ABSTRACT
The genetic perturbations caused by spaceflight on biological systems tend to have a system-wide effect which is often difficult to deconvolute into individual signals with specific points of origin. Single cell multi-omic data can provide a profile of the perturbational effects but does not necessarily indicate the initial point of interference within a network. The objective of this project is to take advantage of large scale and genome-wide perturbational or Perturb-Seq datasets by using them to pre-train a generalist machine learning model that is capable of predicting the effects of unseen perturbations in new data. Perturb-Seq datasets are large libraries of single cell RNA sequencing data collected from CRISPR knock out screens in cell culture.

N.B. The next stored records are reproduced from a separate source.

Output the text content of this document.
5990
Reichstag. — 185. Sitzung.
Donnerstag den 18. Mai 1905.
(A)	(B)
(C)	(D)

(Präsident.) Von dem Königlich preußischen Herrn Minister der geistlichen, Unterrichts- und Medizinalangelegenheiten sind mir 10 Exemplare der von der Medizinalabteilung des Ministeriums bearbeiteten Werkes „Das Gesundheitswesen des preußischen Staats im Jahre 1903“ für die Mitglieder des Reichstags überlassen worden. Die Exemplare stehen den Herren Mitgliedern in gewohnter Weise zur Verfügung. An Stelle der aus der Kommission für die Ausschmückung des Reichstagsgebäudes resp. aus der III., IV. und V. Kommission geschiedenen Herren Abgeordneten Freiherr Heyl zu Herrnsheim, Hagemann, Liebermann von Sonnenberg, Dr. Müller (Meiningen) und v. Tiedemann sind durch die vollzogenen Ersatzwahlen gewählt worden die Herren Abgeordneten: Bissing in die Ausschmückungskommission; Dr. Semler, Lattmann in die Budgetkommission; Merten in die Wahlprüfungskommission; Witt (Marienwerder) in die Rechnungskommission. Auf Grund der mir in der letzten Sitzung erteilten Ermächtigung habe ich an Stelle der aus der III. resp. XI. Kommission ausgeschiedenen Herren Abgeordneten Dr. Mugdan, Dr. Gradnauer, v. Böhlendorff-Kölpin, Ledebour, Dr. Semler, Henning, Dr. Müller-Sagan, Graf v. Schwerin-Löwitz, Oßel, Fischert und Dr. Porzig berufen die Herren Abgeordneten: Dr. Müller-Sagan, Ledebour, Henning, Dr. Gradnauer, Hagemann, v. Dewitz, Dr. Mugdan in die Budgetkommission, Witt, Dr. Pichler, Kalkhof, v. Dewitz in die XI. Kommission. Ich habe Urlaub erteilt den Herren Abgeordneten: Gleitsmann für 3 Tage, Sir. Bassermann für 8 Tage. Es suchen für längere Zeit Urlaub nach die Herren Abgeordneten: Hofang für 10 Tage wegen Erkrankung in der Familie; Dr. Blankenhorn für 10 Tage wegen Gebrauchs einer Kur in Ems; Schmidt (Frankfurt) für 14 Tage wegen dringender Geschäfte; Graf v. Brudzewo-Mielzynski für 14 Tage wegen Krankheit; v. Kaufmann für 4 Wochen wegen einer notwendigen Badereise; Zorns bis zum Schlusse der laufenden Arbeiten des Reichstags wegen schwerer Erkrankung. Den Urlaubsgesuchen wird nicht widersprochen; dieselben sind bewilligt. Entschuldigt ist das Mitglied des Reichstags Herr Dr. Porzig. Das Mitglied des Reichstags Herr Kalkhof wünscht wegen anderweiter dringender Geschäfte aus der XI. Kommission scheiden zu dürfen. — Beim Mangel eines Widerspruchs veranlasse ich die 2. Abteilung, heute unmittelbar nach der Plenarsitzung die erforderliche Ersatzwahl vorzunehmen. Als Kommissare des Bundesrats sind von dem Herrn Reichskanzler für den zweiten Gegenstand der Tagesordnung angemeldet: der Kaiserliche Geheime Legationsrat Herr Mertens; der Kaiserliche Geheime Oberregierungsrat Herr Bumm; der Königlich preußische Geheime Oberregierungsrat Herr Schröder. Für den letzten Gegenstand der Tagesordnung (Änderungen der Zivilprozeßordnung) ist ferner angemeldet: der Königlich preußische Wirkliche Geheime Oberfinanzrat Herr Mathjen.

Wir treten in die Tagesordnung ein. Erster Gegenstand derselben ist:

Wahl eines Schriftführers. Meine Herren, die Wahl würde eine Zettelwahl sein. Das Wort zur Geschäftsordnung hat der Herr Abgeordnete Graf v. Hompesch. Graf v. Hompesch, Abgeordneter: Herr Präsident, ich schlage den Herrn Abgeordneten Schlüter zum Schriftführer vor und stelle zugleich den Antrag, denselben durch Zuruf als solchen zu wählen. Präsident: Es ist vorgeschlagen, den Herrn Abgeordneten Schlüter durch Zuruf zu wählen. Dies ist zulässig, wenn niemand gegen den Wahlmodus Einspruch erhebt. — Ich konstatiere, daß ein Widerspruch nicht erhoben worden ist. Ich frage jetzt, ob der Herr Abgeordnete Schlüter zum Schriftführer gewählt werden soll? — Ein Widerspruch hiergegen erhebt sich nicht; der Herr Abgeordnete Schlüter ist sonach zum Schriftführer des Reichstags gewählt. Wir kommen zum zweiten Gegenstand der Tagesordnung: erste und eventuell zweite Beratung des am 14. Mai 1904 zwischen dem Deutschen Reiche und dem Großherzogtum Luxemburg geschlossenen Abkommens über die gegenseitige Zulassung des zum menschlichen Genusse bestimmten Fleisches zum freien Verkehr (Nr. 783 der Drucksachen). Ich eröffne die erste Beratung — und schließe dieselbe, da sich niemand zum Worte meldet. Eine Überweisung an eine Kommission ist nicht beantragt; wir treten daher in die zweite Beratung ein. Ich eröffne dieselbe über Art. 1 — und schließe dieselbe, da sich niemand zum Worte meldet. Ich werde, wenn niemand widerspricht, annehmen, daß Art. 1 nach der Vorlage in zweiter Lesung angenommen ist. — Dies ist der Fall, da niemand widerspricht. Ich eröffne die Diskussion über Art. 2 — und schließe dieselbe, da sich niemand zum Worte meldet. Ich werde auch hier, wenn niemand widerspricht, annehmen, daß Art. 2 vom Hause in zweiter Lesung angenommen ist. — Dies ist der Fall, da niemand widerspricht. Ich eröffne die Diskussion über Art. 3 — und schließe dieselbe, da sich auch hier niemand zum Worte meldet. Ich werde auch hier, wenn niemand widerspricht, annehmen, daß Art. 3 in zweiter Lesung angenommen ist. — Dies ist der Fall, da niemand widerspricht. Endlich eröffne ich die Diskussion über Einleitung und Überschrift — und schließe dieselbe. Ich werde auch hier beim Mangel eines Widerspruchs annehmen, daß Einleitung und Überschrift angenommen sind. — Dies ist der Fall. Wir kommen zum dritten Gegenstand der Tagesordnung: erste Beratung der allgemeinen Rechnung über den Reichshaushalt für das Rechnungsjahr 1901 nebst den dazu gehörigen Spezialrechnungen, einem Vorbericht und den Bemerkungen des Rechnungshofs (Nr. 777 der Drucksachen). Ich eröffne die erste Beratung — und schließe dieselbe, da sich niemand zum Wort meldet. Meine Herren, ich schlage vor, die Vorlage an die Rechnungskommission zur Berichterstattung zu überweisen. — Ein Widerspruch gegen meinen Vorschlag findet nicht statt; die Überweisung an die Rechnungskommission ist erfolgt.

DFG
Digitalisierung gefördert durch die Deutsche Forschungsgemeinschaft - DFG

The advent of generative machine learning algorithms, particularly transformers, make it an ideal time to re-assess large scale data libraries in order to grasp cell and even organism-wide genomic expression motifs. By tailoring an algorithm to learn the downstream effects of the genetic perturbations, we present a pre-trained generalist model capable of predicting the effects of multiple perturbations in combination, locating points of origin for perturbation in new datasets, predicting the effects of known perturbations in new datasets, and annotation of large-scale network motifs. We demonstrate the utility of this model by identifying key perturbational signatures in RNA sequencing data from spaceflown biological samples from the NASA Open Science Data Repository.
Competing Interest Statement
The authors have declared no competing interest.